George M. Curtis

- B.A. State University of Iowa 1958
- M.A. University of Kansas 1963
- Ph.D. University of Wisconsin-Madison 1970
- Recipient of the Arthur and Ilene Baynham Award for Outstanding Teaching 1986, 1990, 1994
- G.M. Curtis came to Hanover in 1980, after teaching at Montana State University and the College of William and Mary and working as a Research Associate at Colonial Williamsburg Foundation and the Papers of John Marshall. He is currently a Fellow at Liberty Fund and teaches part-time for the History Department. His courses include American Constitutional and Legal History (HIS 331-332), The American Bill of Rights (HIS 260), and The Prophetic Voice in the American Religious Past (HIS 260).

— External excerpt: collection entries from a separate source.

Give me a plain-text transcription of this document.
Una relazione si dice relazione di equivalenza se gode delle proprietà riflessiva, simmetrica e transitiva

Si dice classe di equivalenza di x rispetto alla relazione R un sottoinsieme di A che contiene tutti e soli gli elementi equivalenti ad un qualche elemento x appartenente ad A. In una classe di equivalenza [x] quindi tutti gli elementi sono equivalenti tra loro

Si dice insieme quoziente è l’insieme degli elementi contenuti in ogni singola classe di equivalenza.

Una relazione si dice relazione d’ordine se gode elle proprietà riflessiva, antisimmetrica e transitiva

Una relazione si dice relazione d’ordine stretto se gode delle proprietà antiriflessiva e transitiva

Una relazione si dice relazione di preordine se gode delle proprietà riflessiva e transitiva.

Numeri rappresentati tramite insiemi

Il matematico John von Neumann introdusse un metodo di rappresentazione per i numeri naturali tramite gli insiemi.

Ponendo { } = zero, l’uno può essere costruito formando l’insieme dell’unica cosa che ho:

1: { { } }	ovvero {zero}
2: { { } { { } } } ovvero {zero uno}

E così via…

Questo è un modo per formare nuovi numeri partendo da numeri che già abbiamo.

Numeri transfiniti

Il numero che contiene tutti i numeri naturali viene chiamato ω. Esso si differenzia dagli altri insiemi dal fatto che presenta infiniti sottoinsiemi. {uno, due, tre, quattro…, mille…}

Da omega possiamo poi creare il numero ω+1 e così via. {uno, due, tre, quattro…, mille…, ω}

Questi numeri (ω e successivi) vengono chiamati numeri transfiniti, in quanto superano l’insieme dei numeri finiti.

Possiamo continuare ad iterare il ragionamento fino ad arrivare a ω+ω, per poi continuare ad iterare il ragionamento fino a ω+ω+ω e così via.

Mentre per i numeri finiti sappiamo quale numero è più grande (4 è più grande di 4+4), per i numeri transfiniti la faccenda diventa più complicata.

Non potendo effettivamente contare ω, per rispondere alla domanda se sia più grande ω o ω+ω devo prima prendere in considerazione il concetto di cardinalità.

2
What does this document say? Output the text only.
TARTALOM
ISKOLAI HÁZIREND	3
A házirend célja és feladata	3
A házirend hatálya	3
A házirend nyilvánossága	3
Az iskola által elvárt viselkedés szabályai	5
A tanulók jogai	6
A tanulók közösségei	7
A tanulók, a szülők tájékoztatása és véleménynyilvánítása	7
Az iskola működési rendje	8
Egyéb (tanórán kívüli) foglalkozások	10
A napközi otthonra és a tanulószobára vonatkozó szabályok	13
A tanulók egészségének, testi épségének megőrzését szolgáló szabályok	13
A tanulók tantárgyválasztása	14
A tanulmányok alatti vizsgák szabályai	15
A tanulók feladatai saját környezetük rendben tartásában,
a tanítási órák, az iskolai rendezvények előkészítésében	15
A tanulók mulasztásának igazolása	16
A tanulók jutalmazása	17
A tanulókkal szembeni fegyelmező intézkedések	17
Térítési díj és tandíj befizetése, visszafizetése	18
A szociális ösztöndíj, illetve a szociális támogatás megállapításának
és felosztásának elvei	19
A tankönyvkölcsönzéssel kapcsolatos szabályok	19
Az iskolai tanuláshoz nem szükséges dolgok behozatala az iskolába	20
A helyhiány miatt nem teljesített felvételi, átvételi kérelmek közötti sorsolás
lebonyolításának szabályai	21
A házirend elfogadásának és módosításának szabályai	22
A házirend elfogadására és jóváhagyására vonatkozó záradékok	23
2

- Curtis recently published an article review on the biographical study of Thomas Jefferson, "Sphinx
Without a Riddle: Joseph Ellis and the Art of Biography," in The Indiana Magazine of History. His edition of Nicholas Creswell's Journal will appear later this year in The Indiana Magazine of History .
- During the past two years, Curtis has been involved with a number
of different colloquia at Liberty Fund, including conferences on the Second Amendment; on judicial
interpretation; on the jurisprudence of Oliver Wendell Holmes, Jr.; on
defining citizenship in the first Federal Congress; on federalism; on new
environmental law and economics; on the Virginia and Kentucky Resolutions;
on the first party struggles; and on Thomas Paine.